Some people on Dave Hollow Road in Elkhorn City say yesterday boulders fell from the sky when a large mountaintop removal blast went off nearby.

“Kind of like bombs,” said 15 year old Shelly Cavins, describing the sound of the boulders crashing.

At around 4:30 p.m. on Monday, the Cavins family says it felt like they were in a war zone.

“They blasted and it was just like we were all in Afghanistan…Rockets going down through there but it was big rocks,” said Charles Cavins, who lives in Elkhorn City.

Some folks in Elkhorn City say the blast is from Mountaintop removal and damaged at least one home and injured one person.

One man says he was just sitting on his couch when all of a sudden large rocks hit his home. He says the force was so big that it knocked him off his couch injuring his neck and his arm. His niece says what happened to him is not fair.

“It was my uncle’s house. I think he can stay in his own house without rocks coming in and flying on him,” Shelly Cavins said.

Finally, in her continuing coverage of the FirstEnergy “asset transfer” case at the West Virginia Public Service Commission, the State Journal’s Pam Kasey wrote this week:

Comparison shopping may be instructive in Mon Power’s petition to buy the Harrison coal-fired power station from sister FirstEnergy subsidiary Allegheny Energy Supply.
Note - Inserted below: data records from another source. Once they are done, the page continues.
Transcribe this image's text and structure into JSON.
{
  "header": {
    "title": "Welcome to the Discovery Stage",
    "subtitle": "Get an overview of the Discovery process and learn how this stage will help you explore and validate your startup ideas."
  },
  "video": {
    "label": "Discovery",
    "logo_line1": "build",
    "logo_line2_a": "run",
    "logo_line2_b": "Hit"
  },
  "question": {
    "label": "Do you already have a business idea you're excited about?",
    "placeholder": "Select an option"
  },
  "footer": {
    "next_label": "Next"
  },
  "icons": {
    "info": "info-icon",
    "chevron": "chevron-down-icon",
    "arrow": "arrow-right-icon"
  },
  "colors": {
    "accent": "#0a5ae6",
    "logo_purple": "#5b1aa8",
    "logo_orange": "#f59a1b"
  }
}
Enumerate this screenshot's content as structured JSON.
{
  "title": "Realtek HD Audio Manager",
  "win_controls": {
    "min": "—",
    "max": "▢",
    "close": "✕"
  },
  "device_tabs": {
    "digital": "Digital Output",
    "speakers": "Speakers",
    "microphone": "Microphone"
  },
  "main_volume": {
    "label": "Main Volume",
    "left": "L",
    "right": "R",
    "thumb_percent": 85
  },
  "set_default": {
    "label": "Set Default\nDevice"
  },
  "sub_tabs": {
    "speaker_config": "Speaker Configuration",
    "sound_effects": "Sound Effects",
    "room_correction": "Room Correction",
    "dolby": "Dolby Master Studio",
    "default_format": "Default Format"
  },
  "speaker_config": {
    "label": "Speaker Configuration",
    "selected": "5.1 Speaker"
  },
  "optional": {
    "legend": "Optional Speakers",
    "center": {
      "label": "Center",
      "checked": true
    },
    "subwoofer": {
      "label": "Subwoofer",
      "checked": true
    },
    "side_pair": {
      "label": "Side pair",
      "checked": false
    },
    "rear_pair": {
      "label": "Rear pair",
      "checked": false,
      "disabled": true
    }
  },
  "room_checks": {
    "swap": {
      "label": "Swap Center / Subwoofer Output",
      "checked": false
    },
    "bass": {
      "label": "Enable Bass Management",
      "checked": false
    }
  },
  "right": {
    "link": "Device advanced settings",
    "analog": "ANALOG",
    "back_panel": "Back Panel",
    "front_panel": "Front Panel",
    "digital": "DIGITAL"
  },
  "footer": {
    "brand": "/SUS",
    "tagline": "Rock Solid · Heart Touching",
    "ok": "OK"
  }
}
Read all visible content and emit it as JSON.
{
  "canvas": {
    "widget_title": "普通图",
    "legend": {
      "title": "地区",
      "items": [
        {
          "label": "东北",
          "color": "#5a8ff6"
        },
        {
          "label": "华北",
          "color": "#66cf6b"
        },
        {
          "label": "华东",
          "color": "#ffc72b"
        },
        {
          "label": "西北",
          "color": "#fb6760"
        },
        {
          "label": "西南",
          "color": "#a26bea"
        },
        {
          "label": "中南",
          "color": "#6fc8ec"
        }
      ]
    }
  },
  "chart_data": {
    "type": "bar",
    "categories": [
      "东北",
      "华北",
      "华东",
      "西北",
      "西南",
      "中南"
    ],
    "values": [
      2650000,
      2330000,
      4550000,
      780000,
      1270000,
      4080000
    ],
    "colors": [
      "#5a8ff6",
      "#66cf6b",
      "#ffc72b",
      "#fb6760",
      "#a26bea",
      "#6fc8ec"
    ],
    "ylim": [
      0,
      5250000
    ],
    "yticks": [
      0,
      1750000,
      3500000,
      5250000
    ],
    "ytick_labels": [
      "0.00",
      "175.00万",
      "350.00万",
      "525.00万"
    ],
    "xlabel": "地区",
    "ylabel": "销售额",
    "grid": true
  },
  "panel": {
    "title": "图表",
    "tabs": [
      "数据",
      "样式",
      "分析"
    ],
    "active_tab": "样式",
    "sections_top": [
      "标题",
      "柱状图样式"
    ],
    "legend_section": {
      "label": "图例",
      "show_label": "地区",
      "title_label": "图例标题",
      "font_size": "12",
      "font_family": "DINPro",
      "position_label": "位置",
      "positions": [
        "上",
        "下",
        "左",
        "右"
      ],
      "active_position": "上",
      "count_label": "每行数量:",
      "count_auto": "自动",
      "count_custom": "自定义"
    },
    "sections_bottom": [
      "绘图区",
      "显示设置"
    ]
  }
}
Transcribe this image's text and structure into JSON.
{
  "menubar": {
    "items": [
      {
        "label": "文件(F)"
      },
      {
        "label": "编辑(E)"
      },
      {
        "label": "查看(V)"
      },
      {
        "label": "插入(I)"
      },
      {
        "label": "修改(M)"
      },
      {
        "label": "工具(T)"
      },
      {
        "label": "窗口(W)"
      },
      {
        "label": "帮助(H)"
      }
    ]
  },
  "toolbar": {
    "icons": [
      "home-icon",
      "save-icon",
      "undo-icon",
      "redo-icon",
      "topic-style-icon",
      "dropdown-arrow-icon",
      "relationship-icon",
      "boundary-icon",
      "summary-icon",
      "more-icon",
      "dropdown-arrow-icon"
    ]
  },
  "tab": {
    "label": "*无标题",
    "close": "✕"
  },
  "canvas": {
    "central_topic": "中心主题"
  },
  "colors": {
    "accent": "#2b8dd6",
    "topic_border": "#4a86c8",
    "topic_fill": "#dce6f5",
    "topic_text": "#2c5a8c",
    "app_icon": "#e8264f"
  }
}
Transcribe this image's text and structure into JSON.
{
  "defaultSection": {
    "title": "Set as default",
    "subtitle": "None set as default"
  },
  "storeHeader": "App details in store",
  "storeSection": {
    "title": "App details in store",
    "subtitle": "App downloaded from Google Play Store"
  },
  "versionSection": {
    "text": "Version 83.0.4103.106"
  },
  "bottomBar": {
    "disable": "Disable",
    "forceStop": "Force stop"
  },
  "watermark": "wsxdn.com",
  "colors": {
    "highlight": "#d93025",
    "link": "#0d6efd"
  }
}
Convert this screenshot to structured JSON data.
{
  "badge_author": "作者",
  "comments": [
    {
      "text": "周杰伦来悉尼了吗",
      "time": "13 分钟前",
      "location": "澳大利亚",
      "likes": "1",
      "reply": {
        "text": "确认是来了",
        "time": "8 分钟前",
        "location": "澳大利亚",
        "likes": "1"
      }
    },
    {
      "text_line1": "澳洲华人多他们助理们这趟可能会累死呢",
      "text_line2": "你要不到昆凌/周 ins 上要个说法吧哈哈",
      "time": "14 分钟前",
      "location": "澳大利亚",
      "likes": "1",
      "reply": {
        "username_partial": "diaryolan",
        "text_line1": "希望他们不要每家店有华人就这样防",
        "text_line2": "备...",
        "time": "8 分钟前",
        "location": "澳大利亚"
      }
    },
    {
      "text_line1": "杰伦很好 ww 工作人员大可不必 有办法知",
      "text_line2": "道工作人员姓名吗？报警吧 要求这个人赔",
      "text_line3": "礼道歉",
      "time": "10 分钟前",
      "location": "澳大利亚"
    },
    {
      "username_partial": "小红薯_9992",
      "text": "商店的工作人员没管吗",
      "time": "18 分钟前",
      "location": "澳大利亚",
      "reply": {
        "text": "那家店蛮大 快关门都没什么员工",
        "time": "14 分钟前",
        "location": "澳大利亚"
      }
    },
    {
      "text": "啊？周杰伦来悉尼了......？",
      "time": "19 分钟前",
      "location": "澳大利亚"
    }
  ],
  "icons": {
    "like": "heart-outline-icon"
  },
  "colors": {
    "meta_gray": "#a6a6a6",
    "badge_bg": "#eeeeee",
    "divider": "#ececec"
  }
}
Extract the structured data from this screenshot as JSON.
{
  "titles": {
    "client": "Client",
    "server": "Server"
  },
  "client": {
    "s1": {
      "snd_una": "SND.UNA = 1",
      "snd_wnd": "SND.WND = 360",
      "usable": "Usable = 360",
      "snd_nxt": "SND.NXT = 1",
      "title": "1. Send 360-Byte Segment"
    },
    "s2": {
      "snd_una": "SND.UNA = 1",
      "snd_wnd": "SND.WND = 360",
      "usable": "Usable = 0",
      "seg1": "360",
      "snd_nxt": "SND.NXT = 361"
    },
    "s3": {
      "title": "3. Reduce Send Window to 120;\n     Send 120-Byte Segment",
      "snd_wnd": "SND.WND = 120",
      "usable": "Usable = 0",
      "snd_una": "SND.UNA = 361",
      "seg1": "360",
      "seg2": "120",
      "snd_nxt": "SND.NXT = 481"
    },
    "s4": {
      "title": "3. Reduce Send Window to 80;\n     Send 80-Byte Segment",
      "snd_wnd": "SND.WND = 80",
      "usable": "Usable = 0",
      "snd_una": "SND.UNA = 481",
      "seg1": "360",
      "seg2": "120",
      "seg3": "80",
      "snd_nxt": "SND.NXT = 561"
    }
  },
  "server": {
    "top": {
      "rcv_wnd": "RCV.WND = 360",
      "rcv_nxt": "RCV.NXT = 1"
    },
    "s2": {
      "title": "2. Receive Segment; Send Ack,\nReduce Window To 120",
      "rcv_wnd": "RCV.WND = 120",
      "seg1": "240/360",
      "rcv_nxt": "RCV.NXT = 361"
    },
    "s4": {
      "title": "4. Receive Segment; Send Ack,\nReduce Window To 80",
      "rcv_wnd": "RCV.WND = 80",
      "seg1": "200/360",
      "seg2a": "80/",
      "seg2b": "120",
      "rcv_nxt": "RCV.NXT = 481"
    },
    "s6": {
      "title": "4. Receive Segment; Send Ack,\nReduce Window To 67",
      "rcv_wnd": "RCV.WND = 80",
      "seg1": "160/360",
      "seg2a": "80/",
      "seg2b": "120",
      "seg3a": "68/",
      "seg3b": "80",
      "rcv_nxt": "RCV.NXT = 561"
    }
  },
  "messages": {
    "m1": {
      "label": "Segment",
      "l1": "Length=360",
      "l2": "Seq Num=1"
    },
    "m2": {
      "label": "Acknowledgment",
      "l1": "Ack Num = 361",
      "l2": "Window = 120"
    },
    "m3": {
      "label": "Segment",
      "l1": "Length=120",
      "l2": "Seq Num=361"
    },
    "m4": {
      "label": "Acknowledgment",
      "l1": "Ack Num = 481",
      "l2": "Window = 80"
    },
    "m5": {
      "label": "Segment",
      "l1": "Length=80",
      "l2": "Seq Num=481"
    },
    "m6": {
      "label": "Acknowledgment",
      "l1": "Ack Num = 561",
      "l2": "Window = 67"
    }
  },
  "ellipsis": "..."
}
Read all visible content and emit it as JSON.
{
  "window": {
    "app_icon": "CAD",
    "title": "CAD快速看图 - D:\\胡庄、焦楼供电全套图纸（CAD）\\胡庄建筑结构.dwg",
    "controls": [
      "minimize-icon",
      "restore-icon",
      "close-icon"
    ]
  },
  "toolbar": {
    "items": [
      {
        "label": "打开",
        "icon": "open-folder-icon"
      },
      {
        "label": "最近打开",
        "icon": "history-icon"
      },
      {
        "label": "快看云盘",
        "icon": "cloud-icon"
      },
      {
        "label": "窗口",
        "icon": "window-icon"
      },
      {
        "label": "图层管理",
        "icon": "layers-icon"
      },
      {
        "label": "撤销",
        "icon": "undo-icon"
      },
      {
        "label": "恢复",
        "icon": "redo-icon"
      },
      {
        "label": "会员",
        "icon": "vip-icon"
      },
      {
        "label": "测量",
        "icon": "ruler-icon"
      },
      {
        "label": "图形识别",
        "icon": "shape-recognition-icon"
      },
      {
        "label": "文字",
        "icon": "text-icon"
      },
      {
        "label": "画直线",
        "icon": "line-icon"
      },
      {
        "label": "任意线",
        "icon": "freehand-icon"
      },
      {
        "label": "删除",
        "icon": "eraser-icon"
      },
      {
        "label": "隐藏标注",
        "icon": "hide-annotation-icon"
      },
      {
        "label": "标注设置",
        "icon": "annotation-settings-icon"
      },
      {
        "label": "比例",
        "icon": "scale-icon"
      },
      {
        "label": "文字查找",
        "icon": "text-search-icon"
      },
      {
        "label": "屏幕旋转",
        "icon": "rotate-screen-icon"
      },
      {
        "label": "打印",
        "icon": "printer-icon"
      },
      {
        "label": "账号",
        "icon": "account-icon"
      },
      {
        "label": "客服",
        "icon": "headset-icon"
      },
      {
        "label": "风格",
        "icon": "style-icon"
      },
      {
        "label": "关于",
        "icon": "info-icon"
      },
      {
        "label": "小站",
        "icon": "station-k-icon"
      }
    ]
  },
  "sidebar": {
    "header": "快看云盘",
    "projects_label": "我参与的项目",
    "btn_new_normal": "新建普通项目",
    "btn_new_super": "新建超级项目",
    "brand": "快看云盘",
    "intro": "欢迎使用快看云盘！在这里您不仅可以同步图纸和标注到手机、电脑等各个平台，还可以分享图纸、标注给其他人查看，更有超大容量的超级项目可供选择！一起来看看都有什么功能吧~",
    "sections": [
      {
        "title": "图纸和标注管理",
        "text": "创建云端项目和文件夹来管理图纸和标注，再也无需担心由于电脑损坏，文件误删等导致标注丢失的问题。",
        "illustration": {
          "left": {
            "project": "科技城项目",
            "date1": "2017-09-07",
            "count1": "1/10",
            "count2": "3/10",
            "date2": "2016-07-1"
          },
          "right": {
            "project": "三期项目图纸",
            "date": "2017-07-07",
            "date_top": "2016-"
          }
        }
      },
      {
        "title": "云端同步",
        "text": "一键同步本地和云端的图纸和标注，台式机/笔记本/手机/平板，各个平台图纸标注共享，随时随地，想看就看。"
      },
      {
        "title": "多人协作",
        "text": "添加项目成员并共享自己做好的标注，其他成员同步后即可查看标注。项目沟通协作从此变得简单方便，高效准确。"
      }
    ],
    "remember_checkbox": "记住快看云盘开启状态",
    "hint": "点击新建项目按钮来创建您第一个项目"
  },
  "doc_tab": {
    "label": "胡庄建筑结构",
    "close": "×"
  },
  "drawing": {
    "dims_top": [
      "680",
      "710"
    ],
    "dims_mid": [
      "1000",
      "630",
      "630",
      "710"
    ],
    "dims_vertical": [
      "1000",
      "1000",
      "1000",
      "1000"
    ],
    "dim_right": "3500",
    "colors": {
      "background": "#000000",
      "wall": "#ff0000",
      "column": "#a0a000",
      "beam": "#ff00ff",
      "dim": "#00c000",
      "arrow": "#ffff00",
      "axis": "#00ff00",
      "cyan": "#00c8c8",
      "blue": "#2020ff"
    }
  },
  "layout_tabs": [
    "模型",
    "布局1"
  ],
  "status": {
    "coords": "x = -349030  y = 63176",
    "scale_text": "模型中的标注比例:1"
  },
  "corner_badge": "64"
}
The utility, which serves its own and Potomac Edison ratepayers in northern and eastern parts of West Virginia, proposed to the Public Service Commission of West Virginia in November to buy the 80 percent it does not own of Harrison in a transaction that amounts to $1.2 billion.

Full ownership of the Harrison facility is the best of all possible options for meeting future customer demand, and the proposed price is fair, the utility asserts. It provided a consultant’s analysis that some argue is incomplete and skewed.

The proposed price is based on the value of the plant on AE Supply’s books.

But three recent sales of supercritical coal-fired plants give another view. The sales were referenced near the end of direct testimony filed in the case by engineer and industry consultant David Schlissel on behalf of intervenors the West Virginia Citizen Action Group and the Sierra Club.

And here’s the conclusion from WVU law professor Jamie VanNostrand about this FirstEnergy proposal:

From this author’s analysis of the application to the PSC, the proposed deal is a bad one for Mon Power ratepayers (and the author is one such ratepayer), and should be rejected by the PSC. Perhaps the terms of the deal can be rehabilitated through conditions that the PSC could attach to its approval. As currently proposed, however, the application is sorely deficient, and fails to meet the “public interest” standard necessary for its approval.